Of course, conscience doth make cowards of us all, or so they say. For example . . .
A longtime ago, as I was just breaking into the broadcasting dodge, I went to work for WNYR and was paid the staggering sum of $50 a week, hardly an amount to sustain a newly wed with a child enroute. About four weeks in, with the rent and car payment impending, not to mention medical bills and the installment on our used 12” Motorola b&w rental all coming due, I devised a clever plot to increase my weekly stipend from fifty to sixty dollars.
With the simple stroke of a pen, I altered the 4 on my paycheck to a 6 (the bank clerk would never notice that the machine printed portion was accurate; an auditor would merely assume the clerk had misread the amount and had dutifully handed over the 20 additional bucks.)
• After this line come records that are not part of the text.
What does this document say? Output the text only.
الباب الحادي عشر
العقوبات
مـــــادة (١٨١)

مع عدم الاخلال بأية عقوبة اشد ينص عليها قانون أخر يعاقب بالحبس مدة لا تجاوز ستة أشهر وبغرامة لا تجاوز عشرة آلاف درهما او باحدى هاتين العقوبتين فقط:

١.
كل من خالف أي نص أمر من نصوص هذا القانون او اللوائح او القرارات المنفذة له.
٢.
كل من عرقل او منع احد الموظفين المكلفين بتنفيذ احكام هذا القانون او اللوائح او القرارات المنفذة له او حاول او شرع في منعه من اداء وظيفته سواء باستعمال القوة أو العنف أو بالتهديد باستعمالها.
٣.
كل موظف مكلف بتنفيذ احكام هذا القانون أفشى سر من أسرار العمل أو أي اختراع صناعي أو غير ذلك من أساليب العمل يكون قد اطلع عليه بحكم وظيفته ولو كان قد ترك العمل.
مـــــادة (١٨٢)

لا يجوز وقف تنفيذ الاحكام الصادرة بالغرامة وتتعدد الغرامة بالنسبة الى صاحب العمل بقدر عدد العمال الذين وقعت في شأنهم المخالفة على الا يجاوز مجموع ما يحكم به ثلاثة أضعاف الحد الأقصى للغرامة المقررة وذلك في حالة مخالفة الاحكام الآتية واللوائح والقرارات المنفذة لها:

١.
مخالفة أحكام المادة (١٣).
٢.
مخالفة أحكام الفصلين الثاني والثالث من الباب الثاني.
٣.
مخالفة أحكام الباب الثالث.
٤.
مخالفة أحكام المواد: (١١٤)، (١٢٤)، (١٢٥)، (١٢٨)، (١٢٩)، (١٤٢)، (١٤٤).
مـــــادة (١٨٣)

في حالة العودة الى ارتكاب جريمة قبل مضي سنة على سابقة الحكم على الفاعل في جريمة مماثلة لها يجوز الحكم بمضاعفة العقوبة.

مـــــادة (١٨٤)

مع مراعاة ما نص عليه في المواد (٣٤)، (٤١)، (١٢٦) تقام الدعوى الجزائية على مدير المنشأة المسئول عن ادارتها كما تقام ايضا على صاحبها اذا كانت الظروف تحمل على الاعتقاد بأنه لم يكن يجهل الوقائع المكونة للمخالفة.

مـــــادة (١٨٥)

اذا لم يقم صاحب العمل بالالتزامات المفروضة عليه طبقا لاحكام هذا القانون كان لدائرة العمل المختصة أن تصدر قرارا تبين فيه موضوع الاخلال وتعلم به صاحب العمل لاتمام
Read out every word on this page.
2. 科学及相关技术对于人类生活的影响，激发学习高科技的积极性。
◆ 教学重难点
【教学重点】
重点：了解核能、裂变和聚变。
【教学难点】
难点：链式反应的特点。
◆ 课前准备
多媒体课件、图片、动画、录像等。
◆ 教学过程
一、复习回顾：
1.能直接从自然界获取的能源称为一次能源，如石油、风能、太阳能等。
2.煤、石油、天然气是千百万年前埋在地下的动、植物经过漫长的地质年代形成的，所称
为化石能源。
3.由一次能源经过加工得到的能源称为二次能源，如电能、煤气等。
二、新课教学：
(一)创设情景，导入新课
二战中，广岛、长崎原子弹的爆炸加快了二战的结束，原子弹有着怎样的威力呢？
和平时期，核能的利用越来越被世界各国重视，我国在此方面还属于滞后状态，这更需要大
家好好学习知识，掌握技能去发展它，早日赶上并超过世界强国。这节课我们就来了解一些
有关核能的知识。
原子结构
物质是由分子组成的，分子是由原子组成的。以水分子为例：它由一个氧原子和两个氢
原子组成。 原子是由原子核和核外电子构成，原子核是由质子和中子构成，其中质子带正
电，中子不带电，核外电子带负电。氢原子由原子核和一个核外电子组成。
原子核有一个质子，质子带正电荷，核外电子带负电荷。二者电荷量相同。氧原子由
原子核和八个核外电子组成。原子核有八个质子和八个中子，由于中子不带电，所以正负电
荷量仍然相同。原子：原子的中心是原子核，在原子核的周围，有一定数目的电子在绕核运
Being a super criminal, I cleverly went to the same bank and same teller who diligently serviced me each week, and within minutes I absconded with six tens rather than the four to which I was entitled ($50 minus, of course, the obligatory IRS, FICA et al deductions of the day).
The teller, by the way, was named Sophie Drews, a pale, drop - dead beauty with raven hair and an unbelievable figure, with whom I was madly in love and fantasized about on at least four hundred occasions per week. We more or less grew up together in the ‘50s (I saw her for about five minutes as often as once a week), and years later, when she became the paramour of a certain prominent acquaintance, I sometimes joined them for drinks and dinner.
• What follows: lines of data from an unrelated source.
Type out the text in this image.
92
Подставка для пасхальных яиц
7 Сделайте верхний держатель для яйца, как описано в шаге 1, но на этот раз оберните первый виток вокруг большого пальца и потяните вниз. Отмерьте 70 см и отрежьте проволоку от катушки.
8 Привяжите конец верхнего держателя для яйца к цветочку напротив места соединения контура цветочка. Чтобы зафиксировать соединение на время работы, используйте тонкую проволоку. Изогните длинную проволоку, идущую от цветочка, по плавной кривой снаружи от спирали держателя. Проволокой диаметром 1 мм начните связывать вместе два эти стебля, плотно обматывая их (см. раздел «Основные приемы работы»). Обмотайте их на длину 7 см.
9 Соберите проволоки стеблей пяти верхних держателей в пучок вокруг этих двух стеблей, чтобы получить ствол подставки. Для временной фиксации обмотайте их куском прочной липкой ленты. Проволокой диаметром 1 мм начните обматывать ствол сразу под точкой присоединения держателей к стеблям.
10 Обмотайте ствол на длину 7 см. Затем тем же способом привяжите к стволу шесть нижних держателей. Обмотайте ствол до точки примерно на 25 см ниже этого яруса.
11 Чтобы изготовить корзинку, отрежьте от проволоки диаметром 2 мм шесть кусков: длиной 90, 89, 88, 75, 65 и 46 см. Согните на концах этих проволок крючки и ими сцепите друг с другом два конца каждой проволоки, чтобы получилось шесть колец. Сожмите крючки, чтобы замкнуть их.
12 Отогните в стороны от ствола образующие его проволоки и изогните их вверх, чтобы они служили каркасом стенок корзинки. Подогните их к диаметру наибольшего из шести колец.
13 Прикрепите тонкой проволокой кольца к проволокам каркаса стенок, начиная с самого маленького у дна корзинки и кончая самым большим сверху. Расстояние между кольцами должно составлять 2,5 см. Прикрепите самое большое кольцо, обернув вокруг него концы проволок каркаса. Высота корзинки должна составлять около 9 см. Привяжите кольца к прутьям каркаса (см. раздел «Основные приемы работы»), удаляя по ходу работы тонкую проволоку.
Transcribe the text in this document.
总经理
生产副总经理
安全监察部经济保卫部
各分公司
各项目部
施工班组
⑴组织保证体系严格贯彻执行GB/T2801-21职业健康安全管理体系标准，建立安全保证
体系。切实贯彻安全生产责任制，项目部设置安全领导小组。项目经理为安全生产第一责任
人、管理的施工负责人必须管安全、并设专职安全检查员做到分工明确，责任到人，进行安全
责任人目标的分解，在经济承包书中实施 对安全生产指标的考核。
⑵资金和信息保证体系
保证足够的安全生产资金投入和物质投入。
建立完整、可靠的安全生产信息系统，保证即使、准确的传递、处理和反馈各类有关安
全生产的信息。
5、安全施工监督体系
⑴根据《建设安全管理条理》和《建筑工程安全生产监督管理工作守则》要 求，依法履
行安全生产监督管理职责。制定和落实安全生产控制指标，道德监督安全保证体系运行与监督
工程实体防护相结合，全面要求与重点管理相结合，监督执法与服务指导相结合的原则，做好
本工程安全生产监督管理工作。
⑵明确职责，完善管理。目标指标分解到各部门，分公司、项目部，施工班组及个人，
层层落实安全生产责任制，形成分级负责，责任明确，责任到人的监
Sophie, naturally, never knew of my life as a master embezzler.
This plot of legerdemain was short - lived, however (yes, I still say, correctly, short - lived with a long “i” rather than short - lived with, incorrectly, a short “i”, despite the surrender of lexiconists, dictionaries, and TV anchors; usage is all fine and good, but so also is tradition.)
Anyway, my criminal aspirations lasted barely through that first weekend. I tossed and turned against my damp pillow of guilt, hoping the sirens I heard off in the distance were for speeders and other malcontents, and not the gendarmes about to descend on me and drag me away to prison.
First thing Monday morning, I hastened to the local bank and told Sophie she had made an error with my last paycheck I gave her back the ill - gotten funds, for which she smiled so sweetly I thought my heart would break. Were it not for the two feet of marble and gilded ironwork between us, I know she would have rewarded my abject honesty with a wet and open kiss.
I never saw Sophie again for at least twenty years. I thought of her often, however, as she rose through the ranks and became the bank’s vice president, etc. You can imagine my surprise when I ran into her and her “boy friend” one night at the Top of the Plaza. I was with Wife No. 2 by then, and if Sophie had any memory of the incident in the ‘50s, she graciously made no mention of it.
“Do you remember . . .” I began. But I could tell by her blank expression that she did not and was not about to.
I have never knowingly broken the law since, my bouts with the IRS notwithstanding. During the Nixon years my place on his “enemies list” made my mother proud. I was audited four times by the Feds — but that hardly counts even though I was unjustly harassed on each occasion. Even the IRS examiner, a Mrs. Helen Doody, took no umbrage when I waltzed into her office and greeted: “Howdy, Doody!”
I don’t know if Sophie and her paramour ever got married, and in the general scheme of things, it no longer matters. But I hope they did, if only so she could have become a mother herself and have a bevy of youngsters to raise who — like me — would grow up to become honest, law - abiding citizens able to watch the Alicias, Harrets, Mitches, McGarretts and Reagans of TV and be glad when the jury said, “Guilty!”